Pointless Showing and Good Telling

My students are working on showing and telling. It’s a difficult concept to learn, and I’ve found over the years it’s not that easy to teach.

So as part of an upcoming short story assignment, I’ve started to introduce the concept of “pointless showing” to define the practice of avoiding clear language in the misguided belief that “being obscure instead of direct” is the same thing as “showing instead of telling.”

  • Pointless Showing: “A stream of thick red substance sliding from the jar into the pot… the long strands in the pot, undulating and flowing like hair, like Lucy’s hair, took on the crimson hue, and moments later the silence of the empty apartment was broken by the slurping sounds of eating. Or was it weeping? Not even the absent Lucy would have been able to tell for sure, even if Jack could have choked out the question. He reached for the cheese grater, held it to his chest, and ground, ground, ground his love into Lucy’s favorite dish.”

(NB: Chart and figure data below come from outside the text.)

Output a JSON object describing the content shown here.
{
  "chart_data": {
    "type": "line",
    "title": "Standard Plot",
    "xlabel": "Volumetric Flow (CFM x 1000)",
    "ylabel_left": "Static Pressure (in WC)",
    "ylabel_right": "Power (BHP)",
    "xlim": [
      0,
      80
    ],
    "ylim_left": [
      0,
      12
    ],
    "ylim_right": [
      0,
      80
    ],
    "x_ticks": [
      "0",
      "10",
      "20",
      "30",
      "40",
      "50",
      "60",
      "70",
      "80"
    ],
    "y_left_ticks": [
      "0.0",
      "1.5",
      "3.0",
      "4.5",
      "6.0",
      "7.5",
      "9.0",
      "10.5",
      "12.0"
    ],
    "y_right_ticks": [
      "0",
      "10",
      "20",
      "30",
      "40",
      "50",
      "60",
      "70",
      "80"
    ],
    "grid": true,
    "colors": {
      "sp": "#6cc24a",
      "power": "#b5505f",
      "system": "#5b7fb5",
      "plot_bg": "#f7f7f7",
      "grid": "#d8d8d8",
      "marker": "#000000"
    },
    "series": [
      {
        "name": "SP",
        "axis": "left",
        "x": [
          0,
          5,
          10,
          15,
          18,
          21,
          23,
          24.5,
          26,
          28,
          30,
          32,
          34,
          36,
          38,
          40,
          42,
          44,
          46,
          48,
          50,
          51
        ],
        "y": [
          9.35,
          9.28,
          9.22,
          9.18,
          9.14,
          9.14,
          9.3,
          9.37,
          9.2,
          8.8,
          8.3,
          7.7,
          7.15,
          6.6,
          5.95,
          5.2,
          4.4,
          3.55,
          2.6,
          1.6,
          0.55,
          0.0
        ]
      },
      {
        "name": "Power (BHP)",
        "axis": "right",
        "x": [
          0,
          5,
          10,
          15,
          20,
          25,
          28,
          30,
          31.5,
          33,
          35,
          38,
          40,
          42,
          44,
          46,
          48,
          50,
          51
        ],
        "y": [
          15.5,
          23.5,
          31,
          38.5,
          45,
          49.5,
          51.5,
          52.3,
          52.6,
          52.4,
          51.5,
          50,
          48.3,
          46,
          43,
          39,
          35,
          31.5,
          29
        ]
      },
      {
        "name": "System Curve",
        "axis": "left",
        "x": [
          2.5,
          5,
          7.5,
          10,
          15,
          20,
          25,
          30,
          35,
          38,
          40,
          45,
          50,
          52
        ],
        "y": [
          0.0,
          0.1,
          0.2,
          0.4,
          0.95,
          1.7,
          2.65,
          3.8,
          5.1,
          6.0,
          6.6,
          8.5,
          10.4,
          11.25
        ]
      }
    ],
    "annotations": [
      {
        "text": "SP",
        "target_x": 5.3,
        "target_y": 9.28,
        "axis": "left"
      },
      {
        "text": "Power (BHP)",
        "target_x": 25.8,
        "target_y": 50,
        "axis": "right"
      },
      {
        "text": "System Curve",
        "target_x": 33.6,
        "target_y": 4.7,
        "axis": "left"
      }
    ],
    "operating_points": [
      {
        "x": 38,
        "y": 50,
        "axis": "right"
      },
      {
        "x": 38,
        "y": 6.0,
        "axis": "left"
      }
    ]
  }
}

    [What the hell? Showing isn’t simply about being obscure. It’s about choosing details carefully, in order to lead the reader to figure out, on his or her own, what precisely the details show.]

  • Good Showing:

    “Bill still cooked himself pasta with the sauce he made Lucy’s way. He hoped he might learn to love pasta, but feared Lucy had learned to loathe him.”

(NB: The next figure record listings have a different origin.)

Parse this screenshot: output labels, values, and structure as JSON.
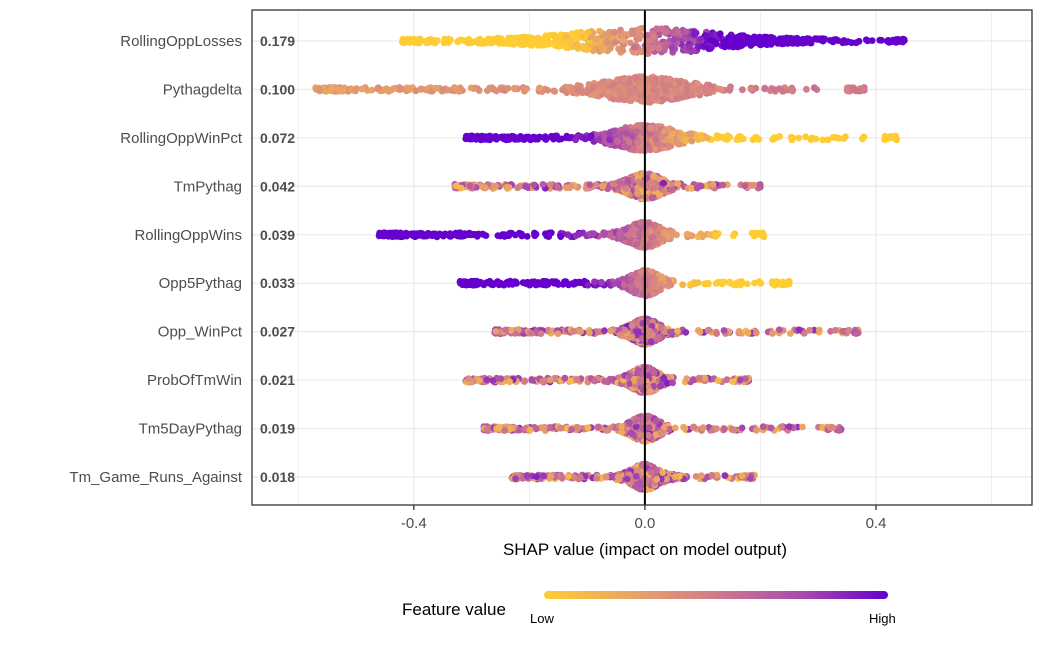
{
  "chart_data": {
    "type": "scatter",
    "subtype": "shap-beeswarm",
    "xlabel": "SHAP value (impact on model output)",
    "xlim": [
      -0.68,
      0.67
    ],
    "xticks": [
      -0.4,
      0.0,
      0.4
    ],
    "xtick_labels": [
      "-0.4",
      "0.0",
      "0.4"
    ],
    "grid": true,
    "zero_line": true,
    "features": [
      {
        "name": "RollingOppLosses",
        "mean_abs_shap": "0.179",
        "shap_range": [
          -0.42,
          0.45
        ],
        "color_trend": "high-positive"
      },
      {
        "name": "Pythagdelta",
        "mean_abs_shap": "0.100",
        "shap_range": [
          -0.57,
          0.38
        ],
        "color_trend": "mid"
      },
      {
        "name": "RollingOppWinPct",
        "mean_abs_shap": "0.072",
        "shap_range": [
          -0.31,
          0.44
        ],
        "color_trend": "high-negative"
      },
      {
        "name": "TmPythag",
        "mean_abs_shap": "0.042",
        "shap_range": [
          -0.33,
          0.2
        ],
        "color_trend": "mixed"
      },
      {
        "name": "RollingOppWins",
        "mean_abs_shap": "0.039",
        "shap_range": [
          -0.46,
          0.21
        ],
        "color_trend": "high-negative"
      },
      {
        "name": "Opp5Pythag",
        "mean_abs_shap": "0.033",
        "shap_range": [
          -0.32,
          0.25
        ],
        "color_trend": "high-negative"
      },
      {
        "name": "Opp_WinPct",
        "mean_abs_shap": "0.027",
        "shap_range": [
          -0.26,
          0.37
        ],
        "color_trend": "mixed"
      },
      {
        "name": "ProbOfTmWin",
        "mean_abs_shap": "0.021",
        "shap_range": [
          -0.31,
          0.18
        ],
        "color_trend": "mixed"
      },
      {
        "name": "Tm5DayPythag",
        "mean_abs_shap": "0.019",
        "shap_range": [
          -0.28,
          0.34
        ],
        "color_trend": "mixed"
      },
      {
        "name": "Tm_Game_Runs_Against",
        "mean_abs_shap": "0.018",
        "shap_range": [
          -0.23,
          0.19
        ],
        "color_trend": "mixed"
      }
    ],
    "legend": {
      "title": "Feature value",
      "low_label": "Low",
      "high_label": "High",
      "placement": "bottom",
      "colors": [
        "#FFCC33",
        "#E59C6E",
        "#D07A8A",
        "#A94BAE",
        "#6600CC"
      ]
    }
  }
}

    [This scene uses plain language to tell what the character is doing and thinking… but it doesn’t come right out and tell the significance of each action, or announce how Bill feels at any particular moment.  This version

    SHOWS something that is not explicitly stated in the pasta example — that Bill associates Lucy and pasta in his mind, and that the habits he has developed about pasta echo the habits he has developed around Lucy.  There’s no big dusty book that says “Pasta is a symbol of romance,” but if the scene progresses so that the pasta catching fire, or Bill throws it away and cooks something else, or he chokes on the pasta and throws up on the floor, we can figure that’s a hint about Bill’s chances for a relationship with Lucy.]